Hi
ii) follow the hint which is given...
iii)
- $\displaystyle x=\frac{1}{4}$ : Are you allowed to use Stirling's approximation ? (for $\displaystyle n\to\infty$, $\displaystyle n!\sim\sqrt{2\pi n}\left(\frac{n}{\mathrm{e}}\right)^n$)
- $\displaystyle x=-\frac{1}{4}$ : Think about the alternating series test.
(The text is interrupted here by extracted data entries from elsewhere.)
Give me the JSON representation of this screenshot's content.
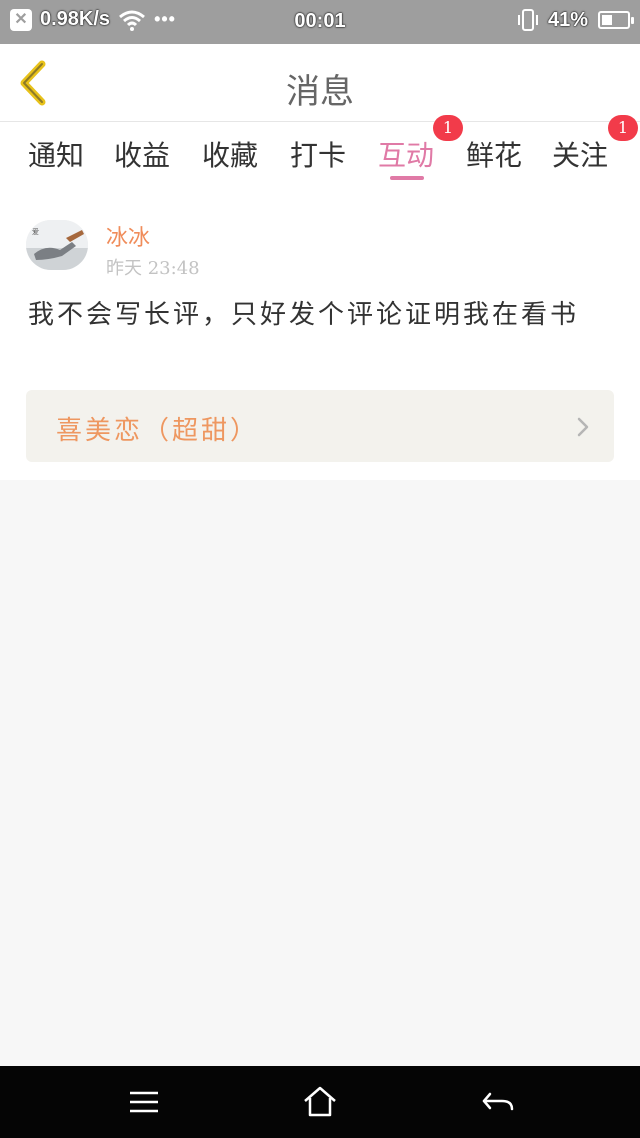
{
  "status_bar": {
    "close_icon": "close-icon",
    "network_speed": "0.98K/s",
    "wifi_icon": "wifi-icon",
    "more": "•••",
    "time": "00:01",
    "battery_percent": "41%",
    "battery_level": 0.41
  },
  "header": {
    "back_icon": "chevron-left-icon",
    "title": "消息"
  },
  "tabs": [
    {
      "label": "通知"
    },
    {
      "label": "收益"
    },
    {
      "label": "收藏"
    },
    {
      "label": "打卡"
    },
    {
      "label": "互动",
      "active": true,
      "badge": "1"
    },
    {
      "label": "鲜花"
    },
    {
      "label": "关注",
      "badge": "1"
    }
  ],
  "message": {
    "username": "冰冰",
    "timestamp": "昨天 23:48",
    "content": "我不会写长评，只好发个评论证明我在看书",
    "book_title": "喜美恋（超甜）"
  },
  "colors": {
    "accent_pink": "#e07aa6",
    "username_orange": "#f08c5a",
    "badge_red": "#f23b4a",
    "back_icon_yellow": "#e8c21a"
  },
  "nav_bar": {
    "menu_icon": "menu-icon",
    "home_icon": "home-icon",
    "back_icon": "return-icon"
  }
}
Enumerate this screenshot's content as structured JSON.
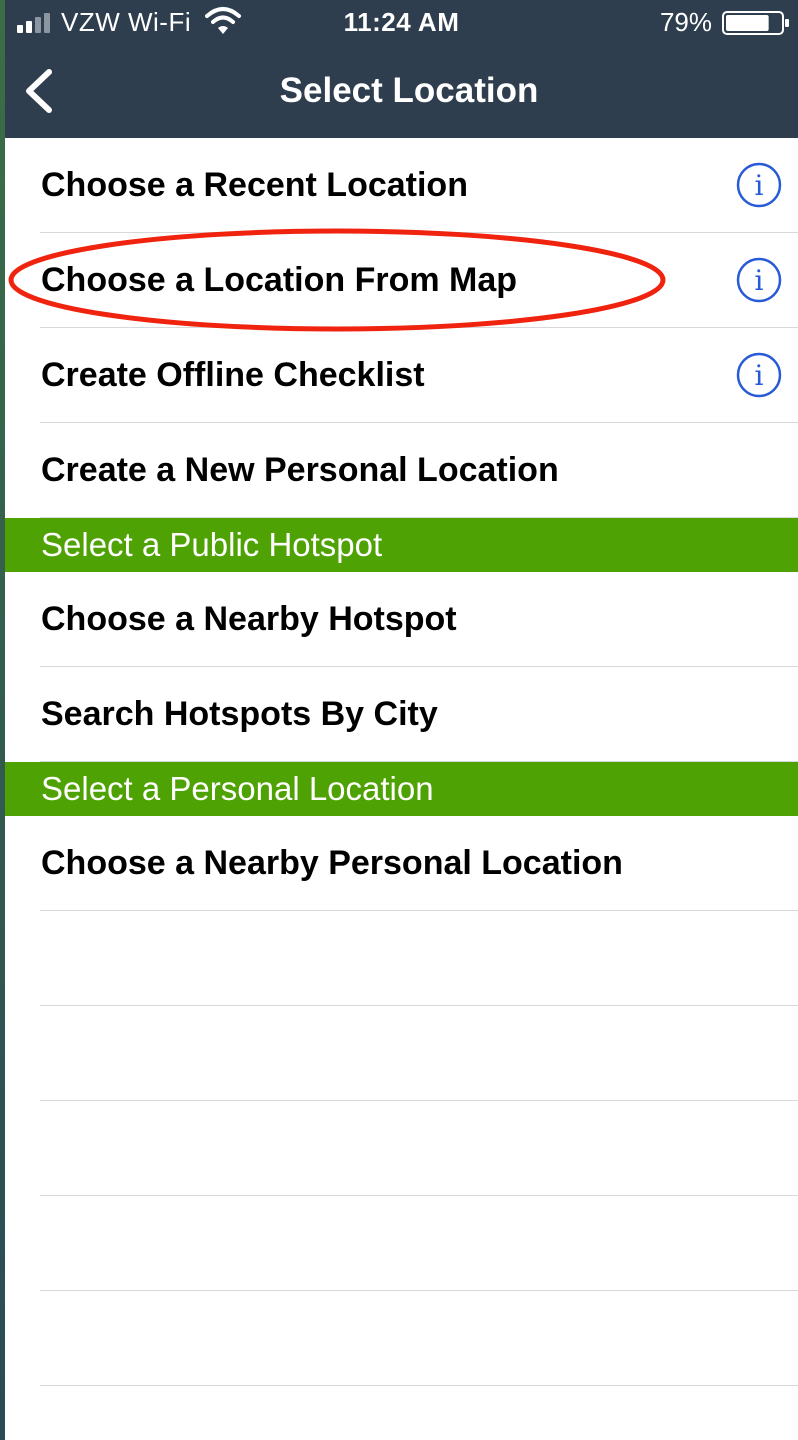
{
  "status_bar": {
    "carrier": "VZW Wi-Fi",
    "time": "11:24 AM",
    "battery_percent": "79%",
    "battery_level": 0.79,
    "signal_bars_filled": 2,
    "signal_bars_total": 4
  },
  "nav": {
    "title": "Select Location",
    "back_icon": "chevron-left-icon"
  },
  "list": {
    "items": [
      {
        "label": "Choose a Recent Location",
        "info_icon": "info-circle-icon"
      },
      {
        "label": "Choose a Location From Map",
        "info_icon": "info-circle-icon",
        "highlighted": true
      },
      {
        "label": "Create Offline Checklist",
        "info_icon": "info-circle-icon"
      },
      {
        "label": "Create a New Personal Location"
      }
    ],
    "sections": [
      {
        "title": "Select a Public Hotspot",
        "items": [
          {
            "label": "Choose a Nearby Hotspot"
          },
          {
            "label": "Search Hotspots By City"
          }
        ]
      },
      {
        "title": "Select a Personal Location",
        "items": [
          {
            "label": "Choose a Nearby Personal Location"
          }
        ]
      }
    ]
  },
  "colors": {
    "header_bg": "#2f3e4e",
    "section_bg": "#4ea203",
    "info_blue": "#2a5bd7",
    "annotation_red": "#f0230f"
  }
}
The second one is asking for
$\displaystyle \sum_{n=0}^{\infty}\frac{(2n)!}{(n!)^2}x^n$
First you do rato test
$\displaystyle \lim_{n\to\infty}\bigg|\frac{x^{n+1}(2n+2)!}{((n+1 )!)^2}\cdot\frac{(n!)^2}{(2n)!x^n}\bigg|=\infty$
Since simplifying we would have $\displaystyle \lim_{n\to\infty}\bigg|\frac{x\cdot{x^{n}}(2n+2)(2 n+1)(2n)!}{(n+1)^2(n!)^2}\cdot\frac{(n!)^2}{(2n)!x ^b}\bigg|=\lim_{n\to\infty}|4x|<1\Rightarrow{x<\fr ac{1}{4}\text{or}x>\frac{-1}{4}}$
Now we can see that $\displaystyle \sum_{n=0}^{\infty}\frac{(2n)!(-1)^n}{(n!)^24^n}$
Converges since $\displaystyle \lim_{n\to\infty}\bigg|\frac{(2n)!(-1)^n}{(n!)^24^n}\bigg|=\lim_{n\to\infty}\frac{(2n) !}{(n!)^24^n}=0$ and $\displaystyle a_{n+1}<a_n$
Now for the other test use stirlings approximation
I showed you the first part in case you needed the interval of convergence
Yes I found the radius of convergence and showed that $\displaystyle \sum{a_n}$
is convergent $\displaystyle \forall{x}\in\bigg(\frac{-1}{4},\frac{1}{4}\bigg)$
Then we msut check the endpoints...through the alternating series test we can see that $\displaystyle x=\frac{-1}{4}$ makes the series converge
and I leave it up to you to show that the other value makes the series ____
As for $\displaystyle n\to\infty$, $\displaystyle \left|\binom{2n}{n}\frac{1}{4^n}\right| \sim \frac{1}{\sqrt{\pi n}}$ and $\displaystyle \sum_{n\geq 1}\frac{1}{\sqrt{\pi n}}$ diverges, (p-series with $\displaystyle p=\frac{1}{2}\leq 1$) the series $\displaystyle \sum_{n\geq 1}\binom{2n}{n}\frac{1}{4^n}$ diverges too. It's a theorem but I don't know how it is called in English.